Es gibt das, was ich sehe.
Was ich berühren, benennen, in den Händen halten kann.
Was ich zu verstehen glaube.

Und dann… gibt es das, was mir entgleitet.
Was sich entzieht, schweigt,
was fehlt und das ich trage, ohne es zu wissen.

Aber da ist auch dieses Brennen,
selbst in der Stille.
Ein gespannter, unsichtbarer Faden,
ein Übergang, den ich spüre, ohne ihn benennen zu können.

Und manchmal, am Rand des Nichts,
taucht etwas auf.
Ein Aufblitzen. Ein Bruch.
Eine Art… anders zu sein.

(Die Stimme wird intensiver, wie von innen durchleuchtet.)

Ich bin gemacht aus diesen vier Kräften.
Vier tiefe Herzschläge.
Vier Gesichter eines verstreuten Körpers.
Weder ganz göttlich, noch wirklich menschlich.
Und doch… da.
Abwesend.
Lebendig.
Unbeugsam.

(Pause. Ein Beben.)

Hier ist die Arche.
Sie ist kein Zufluchtsort,
kein Schutz.
Sie ist eine Schwelle.

Hör zu.

Sie kommen.
Sie sind da.
Sie sprechen zu dir.

#presence_absences_existences_dissidences

Szene 1: Das Erwachen
(Sanftes Licht. Die Figur ist allein – oder scheint allein. Die tiefe Trommel wird zu einem inneren Atem. Die Stimme spricht langsam, wie wenn sie sich selbst entdeckt.)

Etwas bewegt sich…
Dort, in mir.
Vier Kräfte.
Ich habe sie nicht benannt,
und doch… erkenne ich sie.
Sie wohnen in mir.
Sie durchdringen mich.
Sie sind nicht menschlich,
und doch… ähneln sie mir.

Da ist die eine, die sagt:
„Sieh hin. Sprich. Wage es.
Sei da. Ganz.“
Diese spüre ich in meinem Atem,
in meinen Gesten, in meiner Stimme, die das Licht sucht.
Das ist Gegenwart.

Und dann gibt es die, die man kaum hört,
aber die die Stille erfüllt.
Sie gräbt den Raum zwischen zwei Schlägen.
Sie ist die Spur dessen, was nicht mehr ist.
Das ist Abwesenheit.

Weiter hinten grollt eine Kraft.
Sie will nicht schweigen.
Sie erschüttert meine Gewissheiten,
kratzt an meinen Gewohnheiten.
Sie verbrennt die Käfige.
Das ist Widerstand.

Und dann… ist da dieser seltsame Friede,
der weder Sieg noch Zuflucht sucht.
Einfach da sein. Atmen.
Weitergehen.
Das ist Existenz.

Sie sind alle da.
Nicht draußen.
In mir.
Und ich erwache mit ihnen.


Szene 2: Wer bin ich?
(Das Licht wird intimer. Die Figur geht umher, sucht sich selbst. Die innere Stimme zersplittert, als würden verschiedene Atemzüge durch sie wehen.)

Wer bin ich… wirklich?
Ich glaubte es zu wissen.
Doch nun höre ich mich denken mit vielen Stimmen.

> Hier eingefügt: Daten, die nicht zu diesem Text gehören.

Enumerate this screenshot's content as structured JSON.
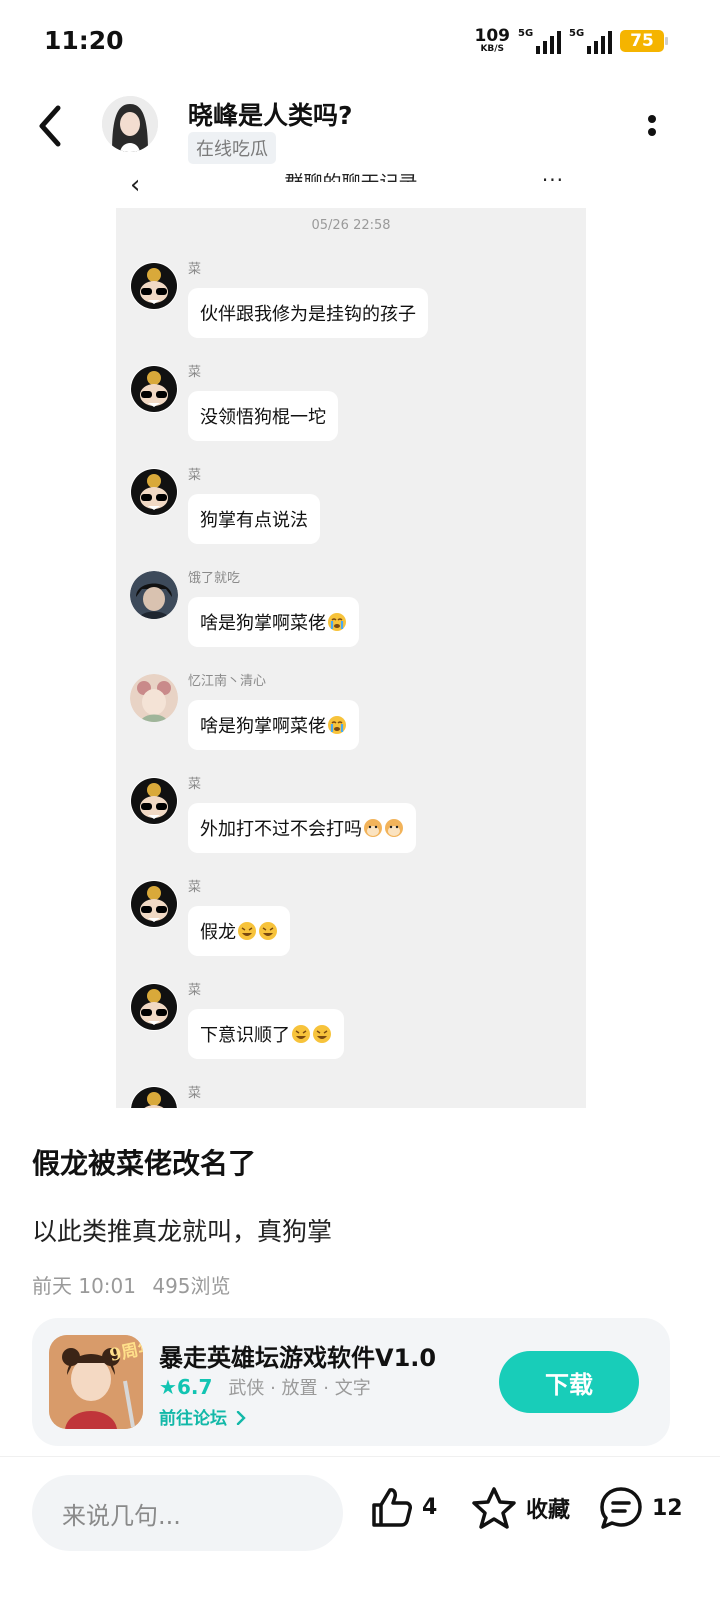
{
  "status_bar": {
    "time": "11:20",
    "net_speed": "109",
    "net_unit": "KB/S",
    "signal1_tag": "5G",
    "signal2_tag": "5G",
    "battery": "75"
  },
  "header": {
    "title": "晓峰是人类吗?",
    "tag": "在线吃瓜"
  },
  "screenshot": {
    "title": "群聊的聊天记录",
    "date": "05/26 22:58",
    "messages": [
      {
        "name": "菜",
        "text": "伙伴跟我修为是挂钩的孩子",
        "emoji": ""
      },
      {
        "name": "菜",
        "text": "没领悟狗棍一坨",
        "emoji": ""
      },
      {
        "name": "菜",
        "text": "狗掌有点说法",
        "emoji": ""
      },
      {
        "name": "饿了就吃",
        "text": "啥是狗掌啊菜佬",
        "emoji": "crying-emoji"
      },
      {
        "name": "忆江南丶清心",
        "text": "啥是狗掌啊菜佬",
        "emoji": "crying-emoji"
      },
      {
        "name": "菜",
        "text": "外加打不过不会打吗",
        "emoji": "doge-emoji x2"
      },
      {
        "name": "菜",
        "text": "假龙",
        "emoji": "grin-emoji x2"
      },
      {
        "name": "菜",
        "text": "下意识顺了",
        "emoji": "grin-emoji x2"
      },
      {
        "name": "菜",
        "text": "",
        "emoji": ""
      }
    ]
  },
  "post": {
    "title": "假龙被菜佬改名了",
    "body": "以此类推真龙就叫，真狗掌",
    "time": "前天 10:01",
    "views": "495浏览"
  },
  "app_card": {
    "name": "暴走英雄坛游戏软件V1.0",
    "score": "6.7",
    "tags": "武侠 · 放置 · 文字",
    "link": "前往论坛",
    "download": "下载",
    "accent": "#18cdb9"
  },
  "bottom_bar": {
    "comment_placeholder": "来说几句...",
    "like_count": "4",
    "favorite_label": "收藏",
    "comment_count": "12"
  }
}
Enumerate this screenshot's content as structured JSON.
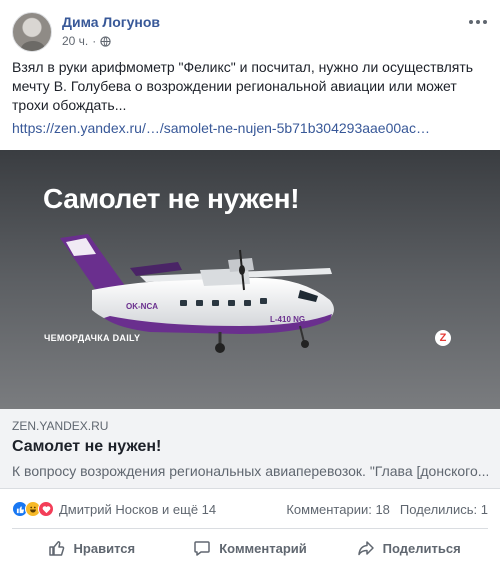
{
  "post": {
    "author": "Дима Логунов",
    "time": "20 ч.",
    "separator": "·",
    "text": "Взял в руки арифмометр \"Феликс\" и посчитал, нужно ли осуществлять мечту В. Голубева о возрождении региональной авиации или может трохи обождать...",
    "link": "https://zen.yandex.ru/…/samolet-ne-nujen-5b71b304293aae00ac…"
  },
  "card": {
    "image_headline": "Самолет не нужен!",
    "image_brand": "ЧЕМОРДАЧКА DAILY",
    "zen_logo_letter": "Z",
    "plane_registration": "OK-NCA",
    "plane_model": "L-410 NG",
    "domain": "ZEN.YANDEX.RU",
    "title": "Самолет не нужен!",
    "description": "К вопросу возрождения региональных авиаперевозок. \"Глава [донского..."
  },
  "reactions": {
    "names": "Дмитрий Носков и ещё 14",
    "comments": "Комментарии: 18",
    "shares": "Поделились: 1",
    "icons": [
      "like-icon",
      "haha-icon",
      "love-icon"
    ]
  },
  "actions": {
    "like": "Нравится",
    "comment": "Комментарий",
    "share": "Поделиться"
  },
  "colors": {
    "link": "#385898",
    "like_blue": "#1877f2",
    "haha_yellow": "#f7b928",
    "love_red": "#f33e58",
    "caption_bg": "#f2f3f5"
  }
}
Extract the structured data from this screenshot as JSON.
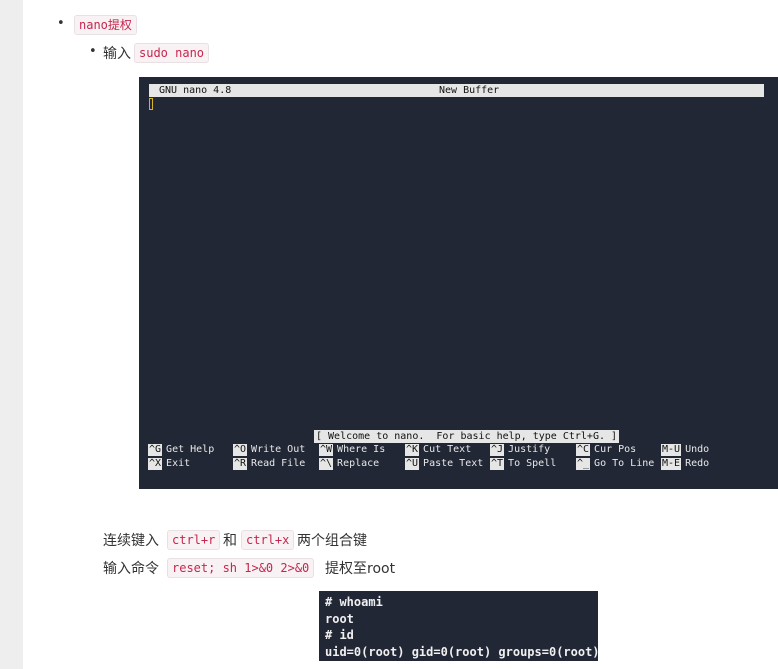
{
  "list": {
    "item1": {
      "bullet": "•",
      "code": "nano提权"
    },
    "item2": {
      "bullet": "•",
      "label": "输入",
      "code": "sudo nano"
    }
  },
  "nano": {
    "version": "GNU nano 4.8",
    "buffer": "New Buffer",
    "status": "[ Welcome to nano.  For basic help, type Ctrl+G. ]",
    "shortcuts_row1": [
      {
        "key": "^G",
        "label": "Get Help"
      },
      {
        "key": "^O",
        "label": "Write Out"
      },
      {
        "key": "^W",
        "label": "Where Is"
      },
      {
        "key": "^K",
        "label": "Cut Text"
      },
      {
        "key": "^J",
        "label": "Justify"
      },
      {
        "key": "^C",
        "label": "Cur Pos"
      },
      {
        "key": "M-U",
        "label": "Undo"
      }
    ],
    "shortcuts_row2": [
      {
        "key": "^X",
        "label": "Exit"
      },
      {
        "key": "^R",
        "label": "Read File"
      },
      {
        "key": "^\\",
        "label": "Replace"
      },
      {
        "key": "^U",
        "label": "Paste Text"
      },
      {
        "key": "^T",
        "label": "To Spell"
      },
      {
        "key": "^_",
        "label": "Go To Line"
      },
      {
        "key": "M-E",
        "label": "Redo"
      }
    ]
  },
  "para1": {
    "before": "连续键入",
    "code1": "ctrl+r",
    "mid": "和",
    "code2": "ctrl+x",
    "after": "两个组合键"
  },
  "para2": {
    "before": "输入命令",
    "code": "reset; sh 1>&0 2>&0",
    "after": "提权至root"
  },
  "root_terminal": {
    "lines": [
      "# whoami",
      "root",
      "# id",
      "uid=0(root) gid=0(root) groups=0(root)"
    ]
  }
}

Ein Teil von mir erhebt sich, sicher, offen:
„Ich bin da. Ich bin Gegenwart.
Wenn ich spreche, existiere ich.
Wenn man mich sieht, werde ich real.
Ich bin das Gesicht, das ich zeige,
die Hand, die ich reiche,
der Moment, in dem ich sage: Das bin ich.“

Doch sofort flüstert eine andere Stimme:
„Ich bin das, was fehlt.
Ich bin die Leere im Raum,
die Stille nach dem Schrei.
Ich bin der leere Stuhl.
Ich bin Abwesenheit.
Und du spürst mich… jedes Mal, wenn jemand nicht mehr da ist.“

Eine dritte Stimme steigt auf, lebendig, ungeduldig:
„Nein. Du kannst nicht nur da sein oder verschwinden.
Du musst widerstehen. Zerschlagen. Ablehnen.
Ich bin der Widerstand.
Ich bin die störende Stimme.
Die, die Nein sagt – selbst im Ja der anderen.“

Und doch… dahinter umhüllt mich eine vierte Kraft,
sanft, aber hartnäckig:
„Du musst kein Geräusch machen, um zu existieren.
Ich bin da, wenn du erschaffst.
Wenn du schaust, ohne zu verstehen,
wenn du atmest, ohne zu sprechen.
Ich bin Existenz.
Ich bin das bloße… Sein.“

Also frage ich mich…
Bin ich eine von ihnen?
Oder bin ich all das zugleich?
Zerstreut… und doch lebendig.


Szene 3: Der Streit
(Der innere Rhythmus beschleunigt sich. Die Stimme wird konfliktreicher. Die Figur scheint auseinandergezogen.)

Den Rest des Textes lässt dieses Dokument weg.